Book Methods for the Mycological Examination of Food

Download or read book Methods for the Mycological Examination of Food written by A.D. King Jr. and published by Springer. This book was released on 1987-01-31 with total page 0 pages. Available in PDF, EPUB and Kindle. Book excerpt: The desirability, indeed the necessity, for standardization of methods for the examination of foods for contaminant and spoilage mycoflora has been apparent for some time. The concept of a specialist workshop to address this problem was borne during conversations at the Gordon Research Conference on "Hicrobiological Safety of Foods" in Plymouth, New Hampshire, in July 1982. Discussions at that time resulted in an Organizing Committee of four, who became the Editors, and a unique format: all attendees would be expected to contribute and, in most cases, more than once; and papers in nearly all sessions would be presented as a set of data on a single topic, not as a complete research paper. Each session would be followed by general discussion, and then a panel would formulate recommendations for approval by a final plenary session. The idea for this format was derived from the famous "Kananaskis I" workshop on Hyphomycete taxonomy and terminology organized by Bryce Kendrick of the University of Waterloo, Ontario in 1969. Attendance would necessarily be limited to a small group of specialists in food mycology. The scope of the workshop developed from answers to questionnaires circulated to prospective participants.
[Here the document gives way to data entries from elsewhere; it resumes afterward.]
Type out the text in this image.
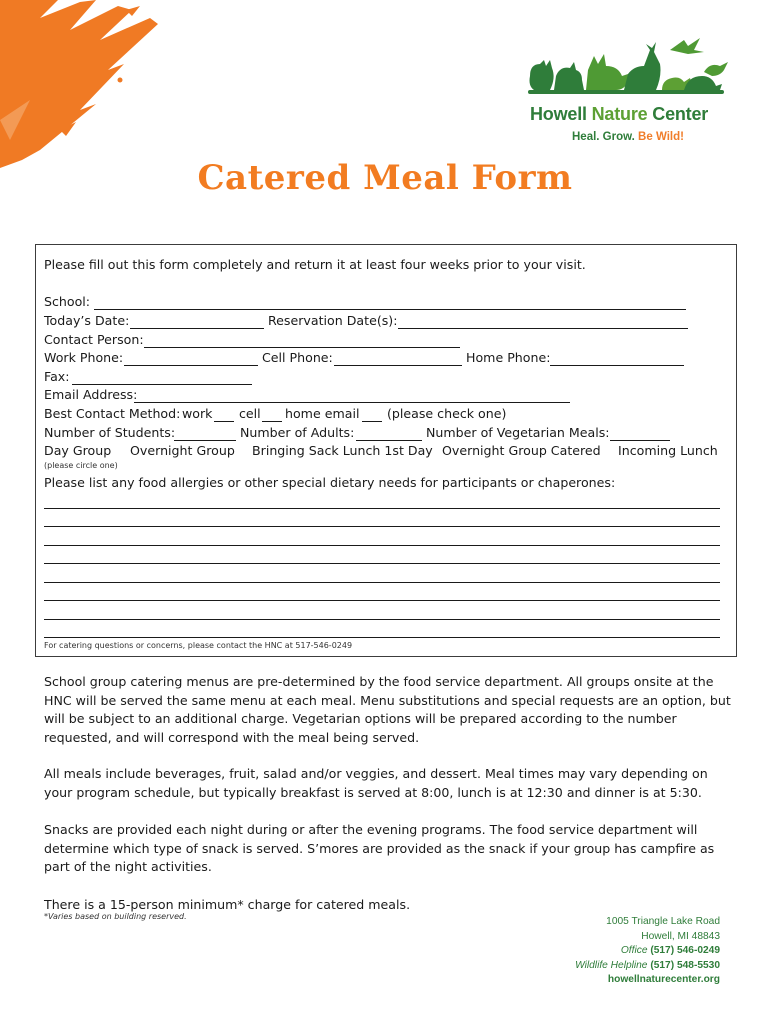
Howell Nature Center
Heal. Grow. Be Wild!
Catered Meal Form
Please fill out this form completely and return it at least four weeks prior to your visit.
School:
Today’s Date:	Reservation Date(s):
Contact Person:
Work Phone:	Cell Phone:	Home Phone:
Fax:
Email Address:
Best Contact Method: work cell home email (please check one)
Number of Students:	Number of Adults:	Number of Vegetarian Meals:
Day Group Overnight Group Bringing Sack Lunch 1st Day Overnight Group Catered Incoming Lunch
(please circle one)
Please list any food allergies or other special dietary needs for participants or chaperones:
For catering questions or concerns, please contact the HNC at 517-546-0249
School group catering menus are pre-determined by the food service department. All groups onsite at the HNC will be served the same menu at each meal. Menu substitutions and special requests are an option, but will be subject to an additional charge. Vegetarian options will be prepared according to the number requested, and will correspond with the meal being served.
All meals include beverages, fruit, salad and/or veggies, and dessert. Meal times may vary depending on your program schedule, but typically breakfast is served at 8:00, lunch is at 12:30 and dinner is at 5:30.
Snacks are provided each night during or after the evening programs. The food service department will determine which type of snack is served. S’mores are provided as the snack if your group has campfire as part of the night activities.
There is a 15-person minimum* charge for catered meals.
*Varies based on building reserved.	1005 Triangle Lake Road
Howell, MI 48843
Office (517) 546-0249
Wildlife Helpline (517) 548-5530
howellnaturecenter.org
To generate new data which would allow valid comparisons to be drawn, intending participants were given a variety of topics as assignments and asked to bring information obtained to the workshop.

Book Agrindex

    Book Details:
  • Author :
  • Publisher :
  • Release : 1992
  • ISBN :
  • Pages : 746 pages

Download or read book Agrindex written by and published by . This book was released on 1992 with total page 746 pages. Available in PDF, EPUB and Kindle. Book excerpt:

Book The Cumulative Book Index

Download or read book The Cumulative Book Index written by and published by . This book was released on 1994 with total page 2318 pages. Available in PDF, EPUB and Kindle. Book excerpt: A world list of books in the English language.

Book Compendium of the Microbiological Spoilage of Foods and Beverages

Download or read book Compendium of the Microbiological Spoilage of Foods and Beverages written by Michael P. Doyle and published by Springer Science & Business Media. This book was released on 2009-09-23 with total page 376 pages. Available in PDF, EPUB and Kindle. Book excerpt: The increased emphasis on food safety during the past two decades has decreased the emphasis on the loss of food through spoilage, particularly in developed co- tries where food is more abundant. In these countries spoilage is a commercial issue that affects the pro?t or loss of producers and manufacturers. In lesser developed countries spoilage continues to be a major concern. The amount of food lost to spoilage is not known. As will be evident in this text, stability and the type of spoilage are in?uenced by the inherent properties of the food and many other factors. During the Second World War a major effort was given to developing the te- nologies needed to ship foods to different regions of the world without spoilage. The food was essential to the military and to populations in countries that could not provide for themselves. Since then, progress has been made in improved product formulations, processing, packaging, and distribution systems. New products have continued to evolve, but for many new perishable foods product stability continues to be a limiting factor. Many new products have failed to reach the marketplace because of spoilage issues.